When memory making and the idea and pressure of making memories becomes exhausting

I endeavour to keep things real here for you.

And for me.

It keeps me grounded.

It keeps US grounded.

What a shitty thing for us doulas and death-workers to espouse the idea that deaths should be inspirational, romantic even.

Dying and death can, indeed, be beautiful.

And peaceful.

But sometimes, amongst all that beauty and love, it’s raw, it’s ugly, it rages and it is anything but peaceful.

And I tell you this so that, when the capacity to make memories reaches it’s limit or becomes suffocating, when the overwhelm or suffering becomes all-encompassing and when you encounter the raw, the ugly, the rage, the bitterness of that metaphorical pill, of things left undone and the internal noise of it all that, you don’t think that you are doing it wrong.

You are not.

You are not.

This is dying in all it’s humanness.

And no matter how spiritual, religious, easy-going you are you will very likely be taken by surprise at the strength of it.

The conscious and unconscious, the internal and external pressure to make as many memories as you can in the time you have when time is short, when you or your person are diagnosed with an untreatable, life shortening illness that memory-making ideation can become all-consuming, overwhelming, exhausting and unachievable.

Of course you want to make memories.

For yourself and for your people.

And yet, here is what my doula heart will tell you.

Go gently, my friend.

Make space for it all.

Making memories is not so much in the “doing”, in the photo opportunities, in the forced or choreographed inspirational moments or in the physical legacies but in the “being”.

They are built in who you are.

They are not built in what you do – they are built when you are able to just be.

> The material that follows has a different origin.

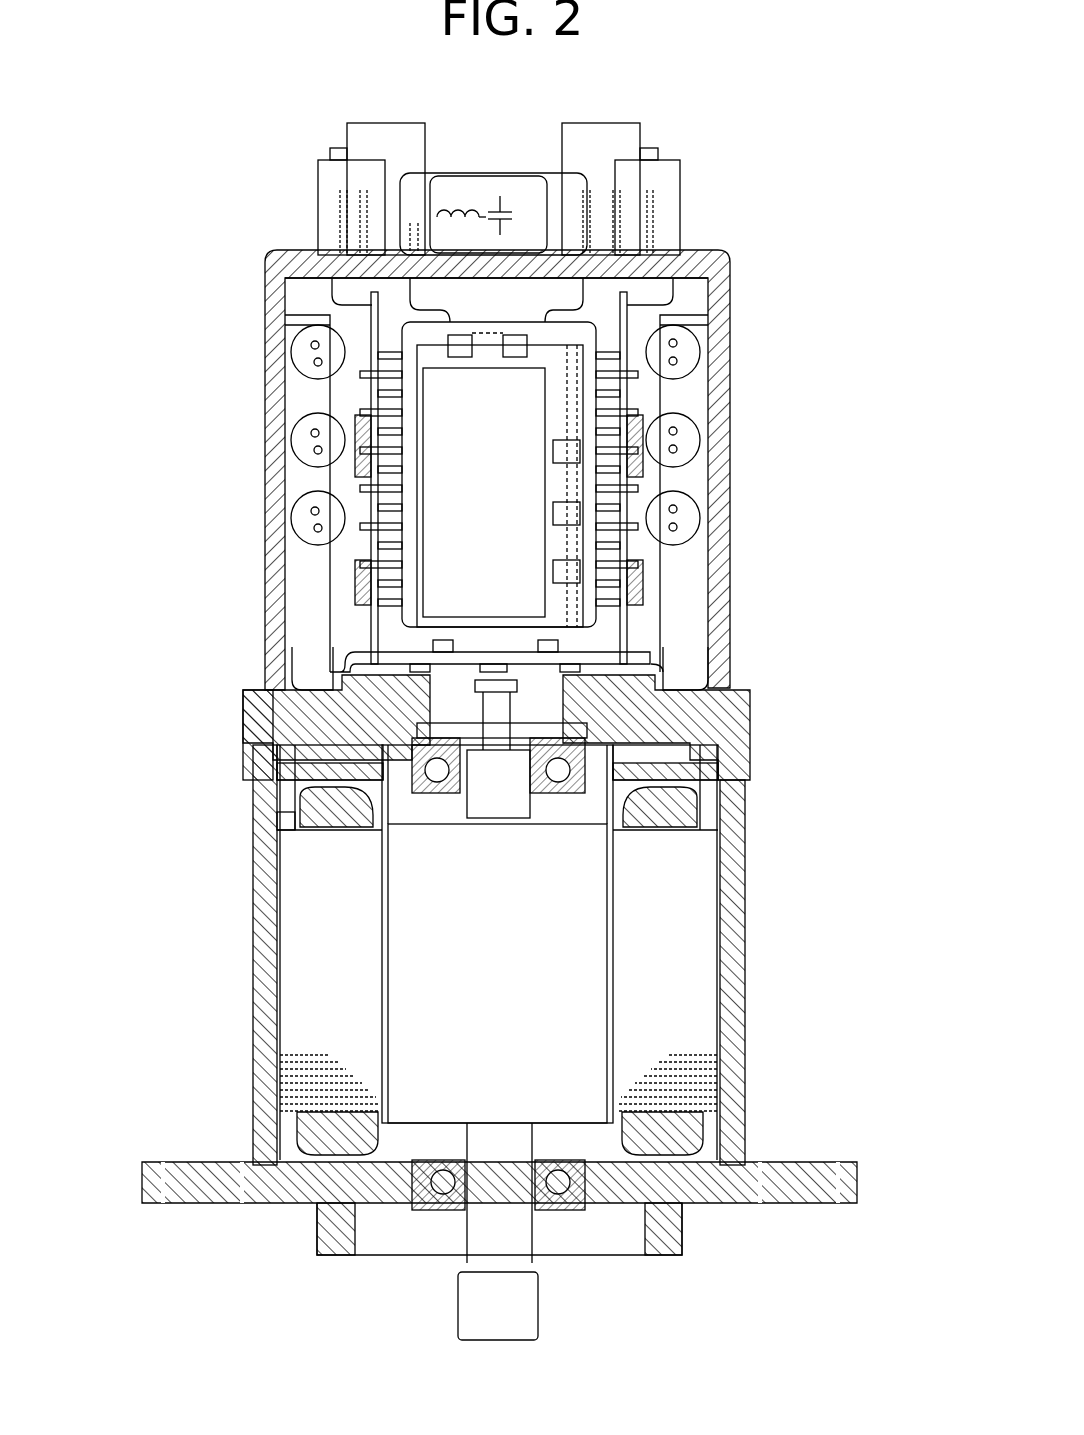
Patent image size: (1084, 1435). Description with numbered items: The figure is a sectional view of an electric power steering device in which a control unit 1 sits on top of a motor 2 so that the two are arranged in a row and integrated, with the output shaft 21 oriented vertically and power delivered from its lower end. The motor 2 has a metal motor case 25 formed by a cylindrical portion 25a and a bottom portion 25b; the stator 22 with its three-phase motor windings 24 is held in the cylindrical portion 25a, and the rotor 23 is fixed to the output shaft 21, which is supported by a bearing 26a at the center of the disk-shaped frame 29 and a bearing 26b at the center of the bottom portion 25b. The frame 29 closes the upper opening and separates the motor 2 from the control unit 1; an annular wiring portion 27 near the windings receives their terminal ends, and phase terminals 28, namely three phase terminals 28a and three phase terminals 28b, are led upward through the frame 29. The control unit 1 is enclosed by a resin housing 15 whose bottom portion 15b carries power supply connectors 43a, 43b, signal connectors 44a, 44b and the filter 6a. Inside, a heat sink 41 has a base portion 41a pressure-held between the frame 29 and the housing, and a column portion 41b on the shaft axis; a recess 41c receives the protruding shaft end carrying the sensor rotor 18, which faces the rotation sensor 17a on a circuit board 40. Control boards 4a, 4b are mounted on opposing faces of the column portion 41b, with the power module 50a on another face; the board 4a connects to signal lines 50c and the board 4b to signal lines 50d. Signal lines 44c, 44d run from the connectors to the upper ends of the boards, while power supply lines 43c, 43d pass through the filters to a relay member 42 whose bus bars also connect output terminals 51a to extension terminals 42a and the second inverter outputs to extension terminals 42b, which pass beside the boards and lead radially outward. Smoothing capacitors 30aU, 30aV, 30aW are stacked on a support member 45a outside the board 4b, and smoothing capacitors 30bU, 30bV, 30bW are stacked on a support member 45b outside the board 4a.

Being in the quiet moments.

Being in the very ordinariness of togetherness.

Being held in a space of love in tumultuous times.

That’s what makes the most precious of memories.

And sometimes, strangely enough, it’s the times between the deliberate making of memories that become the richest, most exquisite memories of all.

The moments between.

Spend time there too.

This is what will hold those still living in their times of grief.